Ela olha e vejo seus olhos azuis brilhando.
- ele é muito gostoso.
- é, eu sei.
- e ele te viu.
- o que?
- disfarça.
Mesmo tentando ao máximo, não consigo esconder minha tensão ao ver ele chegar até nos.
- bom dia, Rafa. Que milagre você na praia.
- pois é. A Thayla que me arrastou. – só então que ele desgruda seus olhos de mim e olha para ela, para cumprimenta-la.
- oi Thayla. – sua voz aveludada faz ela piscar rapidamente, atordoada.
- oi, Roger. – ela já está corada.
- você vai no ensaio hoje, né? – sua atenção volta para mim.
- claro.
- vê se não pega muito sol, não quero que você se queime.
Quando ele fala isso, eu me arrepio todo, e faço o que eu estava tentando não fazer, até agora. Passo meus olhos por aquele corpo liso, forte e definido, aquele peitoral forte, os braços grandes e aquelas pernas à mostra, graças a sua sunga preta cavada. Quando volto a mim, percebo que ele notou minha encarada, pois ele está sorrindo para mim.
- te vejo no estúdio, então.
- tudo bem. Até mais. – digo ainda tenso.
- tchau Thayla.
- tchau. – ela solta um sorriso largo, abanando pra ele. Então, vejo ele seguir seu caminho correndo, como ele sempre faz pela semana, quando vem praticar exercícios na beira da praia pela manhã. Pode-se dizer que esse é um dos bons motivos que eu evito vir pra cá. Eu não posso me deixar levar pelos encantos de Roger.
- se eu tivesse um professor de dança gostoso desse jeito, eu aprendia a dançar até frevo, só pra ficar todo dia tendo aula.
- você não tem jeito, Thayla. – falo agora mais calmo, focando no ataque de calcinha molhada da minha melhor amiga pelo meu professor de dança solteiro, bem de vida e, pra infelicidade dela, gay. Mas acho que nesse caso, ela nem se importa, pois Roger é o sonho de consumo de qualquer ser humano, independente de gênero. Olho para Thayla, que já colocou seus óculos escuros. Isso só significa uma coisa: ela já esta caçando alguma presa, de longe.
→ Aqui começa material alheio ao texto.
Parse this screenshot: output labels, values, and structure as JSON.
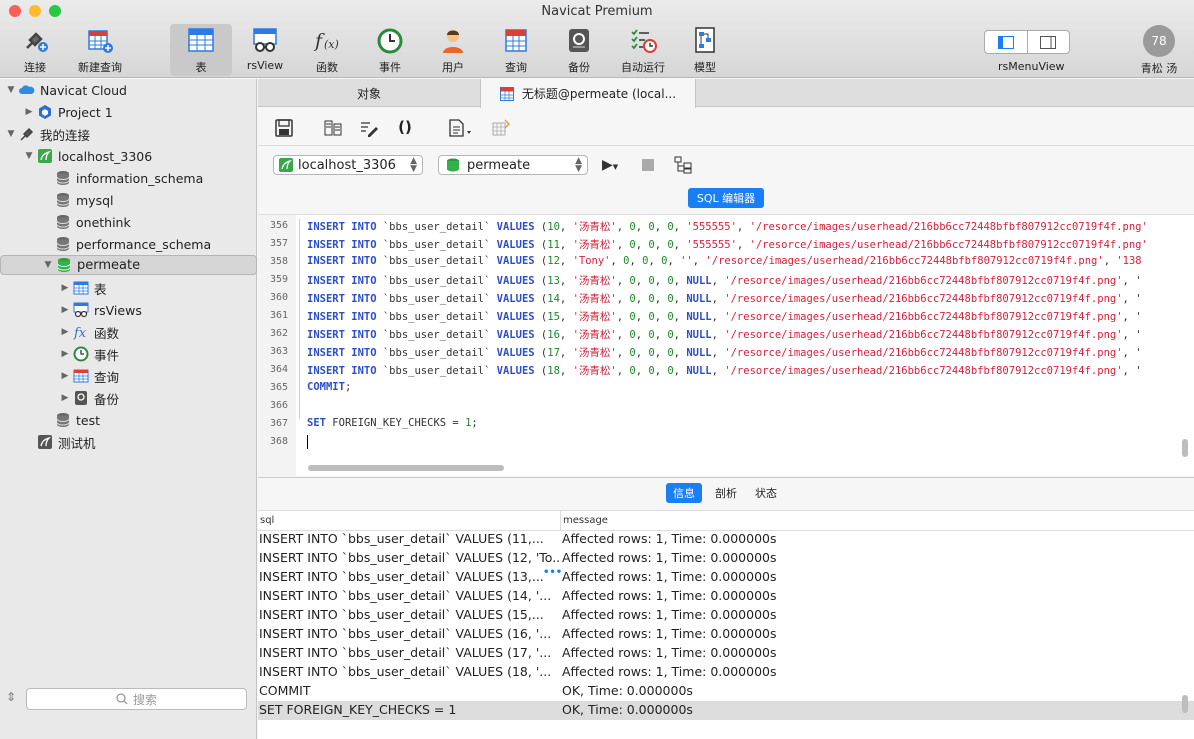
{
  "window": {
    "title": "Navicat Premium"
  },
  "toolbar": {
    "items": [
      {
        "name": "connect",
        "label": "连接"
      },
      {
        "name": "new-query",
        "label": "新建查询"
      },
      {
        "name": "table",
        "label": "表"
      },
      {
        "name": "rsview",
        "label": "rsView"
      },
      {
        "name": "function",
        "label": "函数"
      },
      {
        "name": "event",
        "label": "事件"
      },
      {
        "name": "user",
        "label": "用户"
      },
      {
        "name": "query",
        "label": "查询"
      },
      {
        "name": "backup",
        "label": "备份"
      },
      {
        "name": "automation",
        "label": "自动运行"
      },
      {
        "name": "model",
        "label": "模型"
      }
    ],
    "view_label": "rsMenuView",
    "user_label": "青松 汤",
    "avatar_text": "78"
  },
  "sidebar": {
    "items": [
      {
        "label": "Navicat Cloud",
        "arrow": "▼",
        "icon": "cloud-icon"
      },
      {
        "label": "Project 1",
        "arrow": "▶",
        "icon": "project-icon"
      },
      {
        "label": "我的连接",
        "arrow": "▼",
        "icon": "connections-icon"
      },
      {
        "label": "localhost_3306",
        "arrow": "▼",
        "icon": "mysql-connection-icon"
      },
      {
        "label": "information_schema",
        "arrow": "",
        "icon": "database-icon"
      },
      {
        "label": "mysql",
        "arrow": "",
        "icon": "database-icon"
      },
      {
        "label": "onethink",
        "arrow": "",
        "icon": "database-icon"
      },
      {
        "label": "performance_schema",
        "arrow": "",
        "icon": "database-icon"
      },
      {
        "label": "permeate",
        "arrow": "▼",
        "icon": "database-active-icon"
      },
      {
        "label": "表",
        "arrow": "▶",
        "icon": "table-icon"
      },
      {
        "label": "rsViews",
        "arrow": "▶",
        "icon": "view-icon"
      },
      {
        "label": "函数",
        "arrow": "▶",
        "icon": "function-icon"
      },
      {
        "label": "事件",
        "arrow": "▶",
        "icon": "event-icon"
      },
      {
        "label": "查询",
        "arrow": "▶",
        "icon": "query-icon"
      },
      {
        "label": "备份",
        "arrow": "▶",
        "icon": "backup-icon"
      },
      {
        "label": "test",
        "arrow": "",
        "icon": "database-icon"
      },
      {
        "label": "测试机",
        "arrow": "",
        "icon": "mysql-connection-icon"
      }
    ],
    "search_placeholder": "搜索"
  },
  "tabs": {
    "objects": "对象",
    "query": "无标题@permeate (local..."
  },
  "selectors": {
    "connection": "localhost_3306",
    "database": "permeate",
    "editor_button": "SQL 编辑器"
  },
  "editor": {
    "lines": [
      {
        "n": "356",
        "code": [
          [
            "kw",
            "INSERT INTO "
          ],
          [
            "t",
            "`bbs_user_detail` "
          ],
          [
            "kw",
            "VALUES "
          ],
          [
            "t",
            "("
          ],
          [
            "num",
            "10"
          ],
          [
            "t",
            ", "
          ],
          [
            "str",
            "'汤青松'"
          ],
          [
            "t",
            ", "
          ],
          [
            "num",
            "0"
          ],
          [
            "t",
            ", "
          ],
          [
            "num",
            "0"
          ],
          [
            "t",
            ", "
          ],
          [
            "num",
            "0"
          ],
          [
            "t",
            ", "
          ],
          [
            "str",
            "'555555'"
          ],
          [
            "t",
            ", "
          ],
          [
            "str",
            "'/resorce/images/userhead/216bb6cc72448bfbf807912cc0719f4f.png'"
          ]
        ]
      },
      {
        "n": "357",
        "code": [
          [
            "kw",
            "INSERT INTO "
          ],
          [
            "t",
            "`bbs_user_detail` "
          ],
          [
            "kw",
            "VALUES "
          ],
          [
            "t",
            "("
          ],
          [
            "num",
            "11"
          ],
          [
            "t",
            ", "
          ],
          [
            "str",
            "'汤青松'"
          ],
          [
            "t",
            ", "
          ],
          [
            "num",
            "0"
          ],
          [
            "t",
            ", "
          ],
          [
            "num",
            "0"
          ],
          [
            "t",
            ", "
          ],
          [
            "num",
            "0"
          ],
          [
            "t",
            ", "
          ],
          [
            "str",
            "'555555'"
          ],
          [
            "t",
            ", "
          ],
          [
            "str",
            "'/resorce/images/userhead/216bb6cc72448bfbf807912cc0719f4f.png'"
          ]
        ]
      },
      {
        "n": "358",
        "code": [
          [
            "kw",
            "INSERT INTO "
          ],
          [
            "t",
            "`bbs_user_detail` "
          ],
          [
            "kw",
            "VALUES "
          ],
          [
            "t",
            "("
          ],
          [
            "num",
            "12"
          ],
          [
            "t",
            ", "
          ],
          [
            "str",
            "'Tony'"
          ],
          [
            "t",
            ", "
          ],
          [
            "num",
            "0"
          ],
          [
            "t",
            ", "
          ],
          [
            "num",
            "0"
          ],
          [
            "t",
            ", "
          ],
          [
            "num",
            "0"
          ],
          [
            "t",
            ", "
          ],
          [
            "str",
            "''"
          ],
          [
            "t",
            ", "
          ],
          [
            "str",
            "'/resorce/images/userhead/216bb6cc72448bfbf807912cc0719f4f.png'"
          ],
          [
            "t",
            ", "
          ],
          [
            "str",
            "'138"
          ]
        ]
      },
      {
        "n": "359",
        "code": [
          [
            "kw",
            "INSERT INTO "
          ],
          [
            "t",
            "`bbs_user_detail` "
          ],
          [
            "kw",
            "VALUES "
          ],
          [
            "t",
            "("
          ],
          [
            "num",
            "13"
          ],
          [
            "t",
            ", "
          ],
          [
            "str",
            "'汤青松'"
          ],
          [
            "t",
            ", "
          ],
          [
            "num",
            "0"
          ],
          [
            "t",
            ", "
          ],
          [
            "num",
            "0"
          ],
          [
            "t",
            ", "
          ],
          [
            "num",
            "0"
          ],
          [
            "t",
            ", "
          ],
          [
            "kw",
            "NULL"
          ],
          [
            "t",
            ", "
          ],
          [
            "str",
            "'/resorce/images/userhead/216bb6cc72448bfbf807912cc0719f4f.png'"
          ],
          [
            "t",
            ", '"
          ]
        ]
      },
      {
        "n": "360",
        "code": [
          [
            "kw",
            "INSERT INTO "
          ],
          [
            "t",
            "`bbs_user_detail` "
          ],
          [
            "kw",
            "VALUES "
          ],
          [
            "t",
            "("
          ],
          [
            "num",
            "14"
          ],
          [
            "t",
            ", "
          ],
          [
            "str",
            "'汤青松'"
          ],
          [
            "t",
            ", "
          ],
          [
            "num",
            "0"
          ],
          [
            "t",
            ", "
          ],
          [
            "num",
            "0"
          ],
          [
            "t",
            ", "
          ],
          [
            "num",
            "0"
          ],
          [
            "t",
            ", "
          ],
          [
            "kw",
            "NULL"
          ],
          [
            "t",
            ", "
          ],
          [
            "str",
            "'/resorce/images/userhead/216bb6cc72448bfbf807912cc0719f4f.png'"
          ],
          [
            "t",
            ", '"
          ]
        ]
      },
      {
        "n": "361",
        "code": [
          [
            "kw",
            "INSERT INTO "
          ],
          [
            "t",
            "`bbs_user_detail` "
          ],
          [
            "kw",
            "VALUES "
          ],
          [
            "t",
            "("
          ],
          [
            "num",
            "15"
          ],
          [
            "t",
            ", "
          ],
          [
            "str",
            "'汤青松'"
          ],
          [
            "t",
            ", "
          ],
          [
            "num",
            "0"
          ],
          [
            "t",
            ", "
          ],
          [
            "num",
            "0"
          ],
          [
            "t",
            ", "
          ],
          [
            "num",
            "0"
          ],
          [
            "t",
            ", "
          ],
          [
            "kw",
            "NULL"
          ],
          [
            "t",
            ", "
          ],
          [
            "str",
            "'/resorce/images/userhead/216bb6cc72448bfbf807912cc0719f4f.png'"
          ],
          [
            "t",
            ", '"
          ]
        ]
      },
      {
        "n": "362",
        "code": [
          [
            "kw",
            "INSERT INTO "
          ],
          [
            "t",
            "`bbs_user_detail` "
          ],
          [
            "kw",
            "VALUES "
          ],
          [
            "t",
            "("
          ],
          [
            "num",
            "16"
          ],
          [
            "t",
            ", "
          ],
          [
            "str",
            "'汤青松'"
          ],
          [
            "t",
            ", "
          ],
          [
            "num",
            "0"
          ],
          [
            "t",
            ", "
          ],
          [
            "num",
            "0"
          ],
          [
            "t",
            ", "
          ],
          [
            "num",
            "0"
          ],
          [
            "t",
            ", "
          ],
          [
            "kw",
            "NULL"
          ],
          [
            "t",
            ", "
          ],
          [
            "str",
            "'/resorce/images/userhead/216bb6cc72448bfbf807912cc0719f4f.png'"
          ],
          [
            "t",
            ", '"
          ]
        ]
      },
      {
        "n": "363",
        "code": [
          [
            "kw",
            "INSERT INTO "
          ],
          [
            "t",
            "`bbs_user_detail` "
          ],
          [
            "kw",
            "VALUES "
          ],
          [
            "t",
            "("
          ],
          [
            "num",
            "17"
          ],
          [
            "t",
            ", "
          ],
          [
            "str",
            "'汤青松'"
          ],
          [
            "t",
            ", "
          ],
          [
            "num",
            "0"
          ],
          [
            "t",
            ", "
          ],
          [
            "num",
            "0"
          ],
          [
            "t",
            ", "
          ],
          [
            "num",
            "0"
          ],
          [
            "t",
            ", "
          ],
          [
            "kw",
            "NULL"
          ],
          [
            "t",
            ", "
          ],
          [
            "str",
            "'/resorce/images/userhead/216bb6cc72448bfbf807912cc0719f4f.png'"
          ],
          [
            "t",
            ", '"
          ]
        ]
      },
      {
        "n": "364",
        "code": [
          [
            "kw",
            "INSERT INTO "
          ],
          [
            "t",
            "`bbs_user_detail` "
          ],
          [
            "kw",
            "VALUES "
          ],
          [
            "t",
            "("
          ],
          [
            "num",
            "18"
          ],
          [
            "t",
            ", "
          ],
          [
            "str",
            "'汤青松'"
          ],
          [
            "t",
            ", "
          ],
          [
            "num",
            "0"
          ],
          [
            "t",
            ", "
          ],
          [
            "num",
            "0"
          ],
          [
            "t",
            ", "
          ],
          [
            "num",
            "0"
          ],
          [
            "t",
            ", "
          ],
          [
            "kw",
            "NULL"
          ],
          [
            "t",
            ", "
          ],
          [
            "str",
            "'/resorce/images/userhead/216bb6cc72448bfbf807912cc0719f4f.png'"
          ],
          [
            "t",
            ", '"
          ]
        ]
      },
      {
        "n": "365",
        "code": [
          [
            "kw",
            "COMMIT"
          ],
          [
            "t",
            ";"
          ]
        ]
      },
      {
        "n": "366",
        "code": []
      },
      {
        "n": "367",
        "code": [
          [
            "kw",
            "SET "
          ],
          [
            "t",
            "FOREIGN_KEY_CHECKS = "
          ],
          [
            "num",
            "1"
          ],
          [
            "t",
            ";"
          ]
        ]
      },
      {
        "n": "368",
        "code": []
      }
    ]
  },
  "results": {
    "tabs": [
      "信息",
      "剖析",
      "状态"
    ],
    "columns": [
      "sql",
      "message"
    ],
    "rows": [
      [
        "INSERT INTO `bbs_user_detail` VALUES (11,...",
        "Affected rows: 1, Time: 0.000000s"
      ],
      [
        "INSERT INTO `bbs_user_detail` VALUES (12, 'To...",
        "Affected rows: 1, Time: 0.000000s"
      ],
      [
        "INSERT INTO `bbs_user_detail` VALUES (13,...",
        "Affected rows: 1, Time: 0.000000s"
      ],
      [
        "INSERT INTO `bbs_user_detail` VALUES (14, '...",
        "Affected rows: 1, Time: 0.000000s"
      ],
      [
        "INSERT INTO `bbs_user_detail` VALUES (15,...",
        "Affected rows: 1, Time: 0.000000s"
      ],
      [
        "INSERT INTO `bbs_user_detail` VALUES (16, '...",
        "Affected rows: 1, Time: 0.000000s"
      ],
      [
        "INSERT INTO `bbs_user_detail` VALUES (17, '...",
        "Affected rows: 1, Time: 0.000000s"
      ],
      [
        "INSERT INTO `bbs_user_detail` VALUES (18, '...",
        "Affected rows: 1, Time: 0.000000s"
      ],
      [
        "COMMIT",
        "OK, Time: 0.000000s"
      ],
      [
        "SET FOREIGN_KEY_CHECKS = 1",
        "OK, Time: 0.000000s"
      ]
    ]
  },
  "colors": {
    "accent": "#1a7ef5",
    "keyword": "#2c4ec9",
    "string": "#d9203a",
    "number": "#1a8a2a"
  }
}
Vendo que eu já perdi a companhia pra conversa, decido entrar no mar. Pra minha felicidade, a água esta em uma temperatura boa. As pequenas ondas se formando logo adiante, por causa dos barcos que passam ao longe, me fazem balançar, indo ao ritmo da correnteza. Me deixo levar e flutuo na água, sentindo o sol me penetrando pelos poros, enquanto a água me refresca pelas costas. Acho que fico assim por bastante tempo, tempo bastante para relaxar e apenas sentir a vitamina D entrando em minha pele. Estou de olhos fechados e apenas sentindo calor agradável quando alguém me joga água na barriga, me assustando.
- esqueceu de mim, é?
- nossa Thayla, que susto.
- to com fome, vamos almoçar?
- que horas são?
- já passa do meio dia.
- caramba. – coloco meus pés no chão, mergulhando por completo na água cristalina, aliviando o calor que estava na parte frontal do meu corpo. Em seguida, seguimos até nossas cadeiras, desmonto o guarda-sol e me seco com a toalha. Em seguida, seguimos até o carro de Thayla, que não estava muito longe do calçadão. Sento no banco da frente e ligo o rádio no modo USB, que começa a tocar Cool For The Summer. Coloco no último volume e vejo Thayla e seus cabelos voando por causa do vento que entra pela janela do seu lado. Do meu lado, o sol, a areia, as pessoas caminhando, andando de bicicleta, o clima de verão solto no ar. Acho que acabei de encontrar a trilha sonora perfeita pro momento. O verão começa a chegar em Florianópolis, e eu tenho ótimos pressentimentos em relação a isso.